Amy was watching his face, which she could just make out in the glow from the city.
“Anyway, I decided to vary the routine. We went in at about ten thousand feet, about a mile above the stratus clouds. Lord, I never saw so much flak. The flashes from the guns and tracers and exploding shells pulsated the clouds under us, illuminated them like continuous sheet lightning. Then there would be a pause, they would listen for our engines, and everyone would shoot again. The only thing … all that stuff was under us. They thought we were down there, and we weren't.”

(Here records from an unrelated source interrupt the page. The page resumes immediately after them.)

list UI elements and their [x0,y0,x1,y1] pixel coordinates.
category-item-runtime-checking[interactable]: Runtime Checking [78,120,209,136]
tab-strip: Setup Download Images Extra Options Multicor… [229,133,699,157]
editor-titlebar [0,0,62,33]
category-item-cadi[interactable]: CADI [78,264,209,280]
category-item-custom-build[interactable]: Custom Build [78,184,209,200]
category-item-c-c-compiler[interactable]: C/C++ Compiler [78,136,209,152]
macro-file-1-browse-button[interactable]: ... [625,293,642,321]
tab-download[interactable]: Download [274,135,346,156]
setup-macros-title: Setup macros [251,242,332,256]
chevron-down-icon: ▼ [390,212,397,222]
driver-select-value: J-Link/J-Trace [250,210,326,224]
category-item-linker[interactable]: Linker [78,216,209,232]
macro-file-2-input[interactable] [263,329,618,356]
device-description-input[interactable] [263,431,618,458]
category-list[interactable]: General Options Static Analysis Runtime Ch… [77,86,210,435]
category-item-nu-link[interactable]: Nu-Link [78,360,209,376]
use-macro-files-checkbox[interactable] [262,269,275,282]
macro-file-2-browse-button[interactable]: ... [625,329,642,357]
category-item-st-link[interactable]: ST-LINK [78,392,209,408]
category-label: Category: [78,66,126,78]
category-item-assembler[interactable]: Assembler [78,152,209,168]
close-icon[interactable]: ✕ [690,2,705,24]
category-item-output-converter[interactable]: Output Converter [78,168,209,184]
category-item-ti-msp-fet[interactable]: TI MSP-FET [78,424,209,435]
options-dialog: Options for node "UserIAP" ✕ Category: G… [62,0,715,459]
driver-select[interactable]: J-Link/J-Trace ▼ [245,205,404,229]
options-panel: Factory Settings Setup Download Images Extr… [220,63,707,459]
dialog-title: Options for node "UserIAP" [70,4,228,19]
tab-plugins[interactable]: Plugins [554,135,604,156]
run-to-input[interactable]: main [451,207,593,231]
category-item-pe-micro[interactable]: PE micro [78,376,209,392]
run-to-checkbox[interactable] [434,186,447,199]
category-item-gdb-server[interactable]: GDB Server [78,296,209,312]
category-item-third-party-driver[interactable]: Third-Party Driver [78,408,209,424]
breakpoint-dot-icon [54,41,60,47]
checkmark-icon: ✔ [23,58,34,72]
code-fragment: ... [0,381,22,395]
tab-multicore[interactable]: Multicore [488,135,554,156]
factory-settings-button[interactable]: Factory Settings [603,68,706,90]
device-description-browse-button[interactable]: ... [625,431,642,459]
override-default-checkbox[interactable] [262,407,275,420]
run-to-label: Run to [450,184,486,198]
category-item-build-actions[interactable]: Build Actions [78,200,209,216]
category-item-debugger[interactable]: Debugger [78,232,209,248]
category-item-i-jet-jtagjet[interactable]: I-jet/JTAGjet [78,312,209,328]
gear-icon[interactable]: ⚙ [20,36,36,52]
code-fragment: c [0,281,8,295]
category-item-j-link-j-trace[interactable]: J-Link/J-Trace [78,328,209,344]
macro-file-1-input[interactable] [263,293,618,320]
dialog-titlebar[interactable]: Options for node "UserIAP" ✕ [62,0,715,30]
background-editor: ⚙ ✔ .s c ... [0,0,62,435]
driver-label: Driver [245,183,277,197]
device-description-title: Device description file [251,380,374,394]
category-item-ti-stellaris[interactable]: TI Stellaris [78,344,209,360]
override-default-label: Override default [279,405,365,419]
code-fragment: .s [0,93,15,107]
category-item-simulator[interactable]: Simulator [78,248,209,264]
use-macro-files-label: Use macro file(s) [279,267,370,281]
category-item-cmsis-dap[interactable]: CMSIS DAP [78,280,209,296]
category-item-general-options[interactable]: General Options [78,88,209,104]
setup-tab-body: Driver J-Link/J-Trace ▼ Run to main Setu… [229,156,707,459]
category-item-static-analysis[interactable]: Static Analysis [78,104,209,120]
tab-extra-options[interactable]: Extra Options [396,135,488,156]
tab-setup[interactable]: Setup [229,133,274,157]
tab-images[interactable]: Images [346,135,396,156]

“Did you attack your target?”
“Oh, yeah. The BN found it, locked it up, and I dived during the attack. The bombs came off just above the clouds, and I pulled the nose up and did a long climbing turn to go back to the coast, trying to keep my speed up. You didn't want to get slow over the north; they had a bad habit of shooting SAMs at us. They didn't shoot any missiles that night, though.”
“Did you hit the target?”
“No way of knowing. It was modern war, I guess … we dropped the bombs and often didn't know what we hit, if anything. If anyone died. The photo recon guys probably took pictures a day or two later—I don't remember. I do recall that when we got back to the ship that night several other pilots who had seen the show told me that that was the worst flak they had ever seen. They didn't know that we weren't down there in it, so they thought we were real studs. I didn't have the moral courage to tell them different.”
“Who was your BN that evening?”
“Morgan McPherson.”
“Did you like combat?” Amy asked.
“Yeah,” Jake said. “Getting shot at and missed—I loved it. But the thing was, you knew you weren't invulnerable. You knew if you kept playing the game long enough, they would eventually hit you.”
“Which made the game exciting.”
“I suppose. They killed Morgan a few weeks later.” He
sighed. “Strange, he hated it and I loved it and he was the one who died.”
He finished his drink, rattled the ice. “When I see the North Star on clear evenings I think of those nights, flying up the Gulf, see the flak again. And wonder if I would still be alive if we had gone in low that night they shot everything they had.”
“Playing the game …” Amy mused. “It sounds like an addiction.”